Haurand tritt in Erscheinung als Bassist und Bandleader, häufig als Veranstalter und Festivalchef, als "Chevalier de l'Ordre des Arts et des lettres", als TV-Moderator und TV-Programmplaner. Manchmal, wenn er im Fernsehen eine Band präsentiert, der er angehört und die er auf einem von ihm geleiteten Festival filmen lässt, gelingt ihm - soziologisch gesprochen - ein
rollen set, der nicht einmal dem Größten in dieser Disziplin, Joachim-Ernst Berendt (1922-2000), vergönnt war.
Jüngst ist Haurand unter die Autoren gegangen. Auf seiner
Webseite versucht er sich an einer Kolumne, in der er die Welt, ganz a la Berendt, durch "ein Fenster aus Jazz", betrachtet.
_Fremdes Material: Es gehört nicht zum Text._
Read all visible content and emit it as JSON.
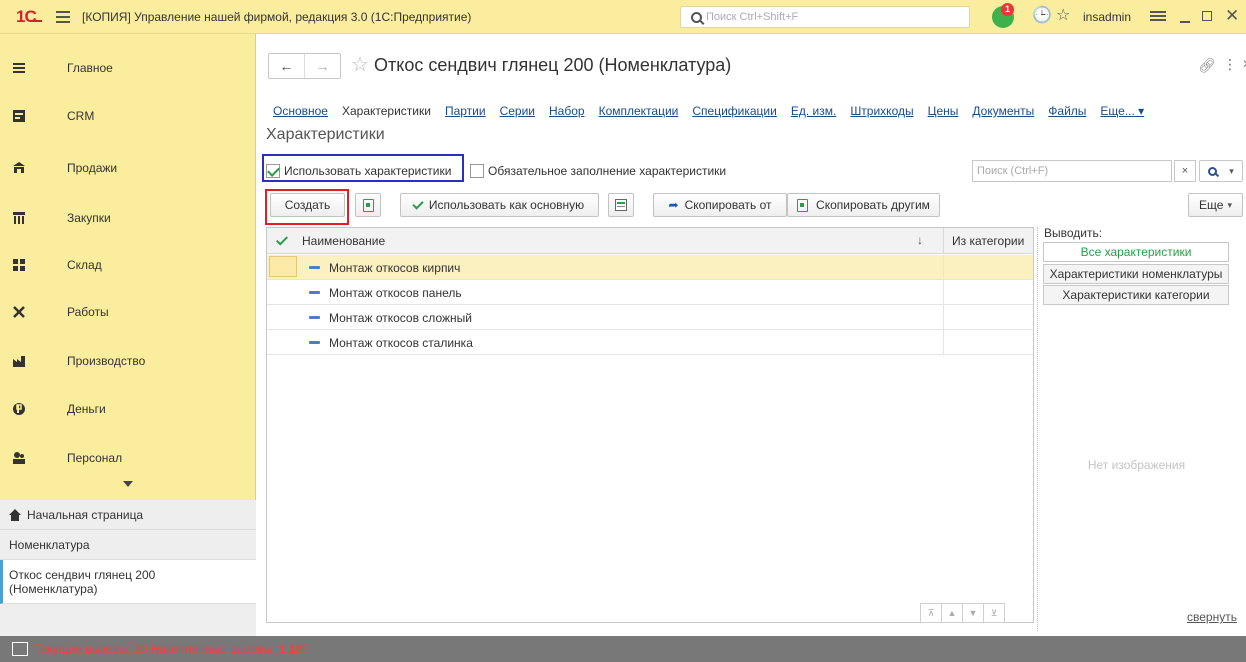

Dieser Blick erfolgt immer wieder durch beschlagenes Glas und produziert deswegen gerne groteske Fehleinschätzungen.
Die Kolumne trägt den Titel "Heavy Travel", die Folge 4 nimmt dort folgenden Auftakt*:
"Ende September 1988 flogen wir, das heißt The Trio mit Gerd Dudek, Rob van den Broeck und mir, zu Konzerten nach Moskau und Vilnius. Nach der Ankunft in Moskau wollten Gerd und ich uns den Roten Platz anschauen. Ich hatte in meinem Leben so viel darüber gelesen und davon gehört. Gemütlich gingen wir beide, ich eine Roth-Händle rauchend, über den Platz. Plötzlich kamen zwei Herrn in Uniform auf uns zu und machten mir klar, dass auf dem Roten Platz Rauchverbot gilt. Na ja, ... in eiliger Schnelle trat ich meine Zigarette auf dem Boden aus. Doch keine glücklichen Gesichter sondern eine Verhaftung war die Folge... Zum Glück haben sie uns nicht lange festgehalten, aber der Schreck saß und die nicht ganz einfachen Diskussionen gaben ein 'wunderbares' Gefühl für Jazz und Improvisation in der ehemaligen UDSSR."